Photograph by Jodi Cobb
A saddled horse stands in the tiny town of Mentone, Texas. Seat of Loving County, the least populated county in the lower 48 states, Mentone sits smack in the middle of furnace-hot desert with oceans of oil belowground and not much to speak of above.
Photograph by Bruce Dale
Tidal pools gleam in twilight near West Gouldsboro, in Maine’s Hancock County. Commercial fishing and tourism dominate the county, which is home to Acadia National Park.
Photograph by O. Louis Mazzatenta
A reddish-brown skeleton, belonging to a victim of the infamous Mount Vesuvius eruption, lies partially uncovered in the ancient city of Herculaneum. The lesser-known sister city of Pompeii, Herculaneum was quickly buried by a glowing avalanche—consisting of fast-moving gases, pumice, and rocks—on that fateful August day in A.D. 79.
Photograph by David Doubilet
Site of a famed World War II battle, the U.S. naval base on Midway is now a peaceful refuge for albatrosses and other wildlife. On June 4, 1942, six months after the attack on Pearl Harbor, U.S. forces defended Sand Island and smaller Eastern Island from Japanese bombers.
Photograph by James L. Stanfield
Prone to flooding, the central Pakistani city of Multan comes to a virtual halt after a deluge, but a ubiquitous horse-drawn tonga taxi pushes on, past a less fortunate pedestrian.
Photograph by Walter Meayers Edwards
Cable cars swing across the Vallée Blanche in the French Alps. Beyond tower the saw-toothed peaks of the Grandes Jorasses.
Photograph by Robert F. Sisson
A Tuareg cavalryman seldom reveals his face, even to a blood brother. Though nominally Muslim, the tribe's women go unveiled. Hard-riding Tuareg riders ruled the Algerian desert in the days before French rule.
Photograph by W.E. Garrett
Massed at midnight amid dragon pillars and beneath the Eye of God, praying Caodaists at Tay Ninh, Vietnam, mark the Day of the Creator.
Photograph by James P. Blair
Stark-white San Francisco Xavier del Bac Mission, south of Tucson, Arizona, lacks a right cupola. One legend, among many, tells that it was left unfinished as a memorial to the 18th-century Spanish architect, who fell to his death from the tower.
Photograph by Jodi Cobb
Though Macy's in New York City takes credit for inventing the department store Santa, most historians give the honor to a store owner in Massachusetts. Scottish immigrant James Edgar first impersonated Saint Nick in 1890 for customers at his dry goods shop in Brockton, south of Boston. Here, a crew of off-duty Santas makes its way down the steps of a subway station on Broadway in New York.

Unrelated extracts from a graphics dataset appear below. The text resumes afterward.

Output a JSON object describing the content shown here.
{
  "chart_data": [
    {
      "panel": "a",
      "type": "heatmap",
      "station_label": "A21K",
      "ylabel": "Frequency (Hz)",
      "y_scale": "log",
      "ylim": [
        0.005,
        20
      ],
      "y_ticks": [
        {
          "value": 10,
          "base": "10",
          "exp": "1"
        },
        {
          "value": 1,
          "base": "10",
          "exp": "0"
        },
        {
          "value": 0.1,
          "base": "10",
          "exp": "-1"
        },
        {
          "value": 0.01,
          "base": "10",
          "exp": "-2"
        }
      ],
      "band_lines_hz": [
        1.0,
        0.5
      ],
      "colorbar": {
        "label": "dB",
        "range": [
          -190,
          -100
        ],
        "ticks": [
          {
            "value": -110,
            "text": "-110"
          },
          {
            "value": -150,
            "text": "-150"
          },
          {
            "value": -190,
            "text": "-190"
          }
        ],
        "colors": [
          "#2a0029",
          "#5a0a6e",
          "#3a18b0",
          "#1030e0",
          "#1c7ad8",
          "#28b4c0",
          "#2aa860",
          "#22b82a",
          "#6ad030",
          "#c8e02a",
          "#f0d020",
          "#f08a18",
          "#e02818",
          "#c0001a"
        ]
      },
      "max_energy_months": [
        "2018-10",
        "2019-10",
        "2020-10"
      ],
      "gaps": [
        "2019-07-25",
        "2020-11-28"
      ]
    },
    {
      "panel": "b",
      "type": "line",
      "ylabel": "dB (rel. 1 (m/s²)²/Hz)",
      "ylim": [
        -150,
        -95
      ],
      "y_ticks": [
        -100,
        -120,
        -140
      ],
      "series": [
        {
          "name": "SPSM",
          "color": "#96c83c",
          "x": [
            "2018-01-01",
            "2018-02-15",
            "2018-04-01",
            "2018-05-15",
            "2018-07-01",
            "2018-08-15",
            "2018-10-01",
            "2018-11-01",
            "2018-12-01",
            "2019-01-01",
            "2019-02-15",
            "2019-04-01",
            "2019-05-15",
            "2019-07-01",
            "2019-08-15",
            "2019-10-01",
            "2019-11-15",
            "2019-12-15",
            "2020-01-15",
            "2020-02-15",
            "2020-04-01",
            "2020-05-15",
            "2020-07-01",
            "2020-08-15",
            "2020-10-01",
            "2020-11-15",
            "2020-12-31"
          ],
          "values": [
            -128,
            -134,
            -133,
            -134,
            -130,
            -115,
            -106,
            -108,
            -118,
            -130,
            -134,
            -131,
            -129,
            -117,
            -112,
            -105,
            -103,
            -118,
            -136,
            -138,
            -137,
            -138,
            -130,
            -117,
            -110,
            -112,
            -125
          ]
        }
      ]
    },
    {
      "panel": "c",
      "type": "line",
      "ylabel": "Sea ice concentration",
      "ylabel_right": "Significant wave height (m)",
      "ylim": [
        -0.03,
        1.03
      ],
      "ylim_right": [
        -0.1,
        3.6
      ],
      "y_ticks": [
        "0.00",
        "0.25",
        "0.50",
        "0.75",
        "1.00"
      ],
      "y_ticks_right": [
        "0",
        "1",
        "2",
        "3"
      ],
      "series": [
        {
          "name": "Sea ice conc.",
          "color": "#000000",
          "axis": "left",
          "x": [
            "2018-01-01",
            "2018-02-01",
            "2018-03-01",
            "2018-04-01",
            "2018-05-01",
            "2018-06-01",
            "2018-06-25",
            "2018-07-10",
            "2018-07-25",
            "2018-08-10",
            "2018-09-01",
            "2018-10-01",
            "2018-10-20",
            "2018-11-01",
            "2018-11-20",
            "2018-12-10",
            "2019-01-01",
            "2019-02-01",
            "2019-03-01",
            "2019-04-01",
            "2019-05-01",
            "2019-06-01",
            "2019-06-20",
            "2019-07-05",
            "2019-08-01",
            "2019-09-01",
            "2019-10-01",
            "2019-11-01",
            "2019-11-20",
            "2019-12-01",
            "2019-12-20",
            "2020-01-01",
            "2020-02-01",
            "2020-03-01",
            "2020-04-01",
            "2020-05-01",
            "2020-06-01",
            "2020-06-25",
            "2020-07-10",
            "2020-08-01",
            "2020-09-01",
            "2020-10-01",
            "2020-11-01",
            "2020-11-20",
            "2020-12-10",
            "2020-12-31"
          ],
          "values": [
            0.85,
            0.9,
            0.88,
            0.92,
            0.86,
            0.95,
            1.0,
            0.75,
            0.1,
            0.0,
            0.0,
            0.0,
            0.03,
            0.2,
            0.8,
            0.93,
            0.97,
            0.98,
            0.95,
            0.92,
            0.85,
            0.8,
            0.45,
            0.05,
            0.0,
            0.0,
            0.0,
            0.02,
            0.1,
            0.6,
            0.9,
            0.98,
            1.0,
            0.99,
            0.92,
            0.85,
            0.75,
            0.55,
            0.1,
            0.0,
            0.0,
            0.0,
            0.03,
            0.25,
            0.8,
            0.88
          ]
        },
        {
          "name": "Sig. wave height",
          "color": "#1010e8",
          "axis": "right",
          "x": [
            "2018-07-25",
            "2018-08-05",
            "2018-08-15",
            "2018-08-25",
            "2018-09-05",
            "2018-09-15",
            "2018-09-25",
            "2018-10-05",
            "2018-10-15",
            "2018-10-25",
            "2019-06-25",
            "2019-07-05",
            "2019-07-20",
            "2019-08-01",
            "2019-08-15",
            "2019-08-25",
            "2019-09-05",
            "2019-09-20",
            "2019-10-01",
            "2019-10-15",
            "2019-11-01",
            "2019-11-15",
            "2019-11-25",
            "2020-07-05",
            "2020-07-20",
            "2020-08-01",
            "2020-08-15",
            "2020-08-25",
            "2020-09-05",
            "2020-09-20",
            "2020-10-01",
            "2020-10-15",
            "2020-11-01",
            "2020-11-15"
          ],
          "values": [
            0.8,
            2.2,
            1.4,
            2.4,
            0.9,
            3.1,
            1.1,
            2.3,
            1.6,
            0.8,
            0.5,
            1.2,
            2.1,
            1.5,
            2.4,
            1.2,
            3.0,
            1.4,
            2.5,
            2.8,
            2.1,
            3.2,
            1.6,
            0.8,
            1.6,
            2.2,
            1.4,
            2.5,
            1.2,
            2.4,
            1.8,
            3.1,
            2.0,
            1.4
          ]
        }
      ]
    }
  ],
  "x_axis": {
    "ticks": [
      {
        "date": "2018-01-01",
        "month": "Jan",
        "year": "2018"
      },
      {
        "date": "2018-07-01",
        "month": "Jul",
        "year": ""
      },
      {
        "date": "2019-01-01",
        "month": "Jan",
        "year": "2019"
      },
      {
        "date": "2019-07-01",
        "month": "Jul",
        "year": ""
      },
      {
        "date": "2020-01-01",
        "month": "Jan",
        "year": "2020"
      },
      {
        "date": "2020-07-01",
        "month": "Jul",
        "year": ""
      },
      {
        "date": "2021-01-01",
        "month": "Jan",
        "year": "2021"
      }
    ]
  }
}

Photograph by Volkmar K. Wentzel
A sailplane pilot over Innsbruck, Austria, glides above the Inn River between cloud-topped ranges. Warm winds that flow in from the south make the mountain valley ideal for soaring.
Photograph by Winfield Parks
One of the world's greatest cataracts shatters the Iguazu River between Argentina (near bank) and Brazil. Excursion steamers from Buenos Aires reach the falls in six days. Brazil maintains the elevator and observation tower at left. Rainbows often paint the entire gorge.
Photograph by Paul A. Zahl
Dual tracks of light from luminous spots, one on each side of the thorax, chronicle the movements of a click beetle on a leaf in Jamaica. Unlike the hovering, twinkling firefly, Pyrophorus beetles glow for several seconds then fly like a comet. To make this image, the photographer followed a time exposure with a flash.
Photograph by Thomas J. Abercrombie
Once-thriving Mocha, Yemen, grew rich exporting coffee, cultivated in the mountains nearby, and its name became synonymous with the drink. Decline set in when 18th-century planters successfully grew the bean in Java and the New World. Today blowing sand dusts the town and silts its harbor.
Photograph by James P. Blair
Hikers walk through the steaming vents and hot springs of Norris Geyser Basin in Wyoming's Yellowstone National Park. The area, named after an early Yellowstone superintendent, is considered the park's hottest thermal region.
Photograph by Paul A. Zahl
A bewhiskered face, here magnified 15 times, belies the beauty of a nymphalid butterfly. Hornlike antennae serve as taste, touch, hearing, and smell sensors. Blotchy eyes with hundreds of minute lenses guide the butterfly to nectar-bearing flowers whose colors give off ultraviolet rays visible to the insect but not to humans. To reach nectar buried deeply in blossoms, it uncoils its long, hollow tongue, now tucked between its eyes.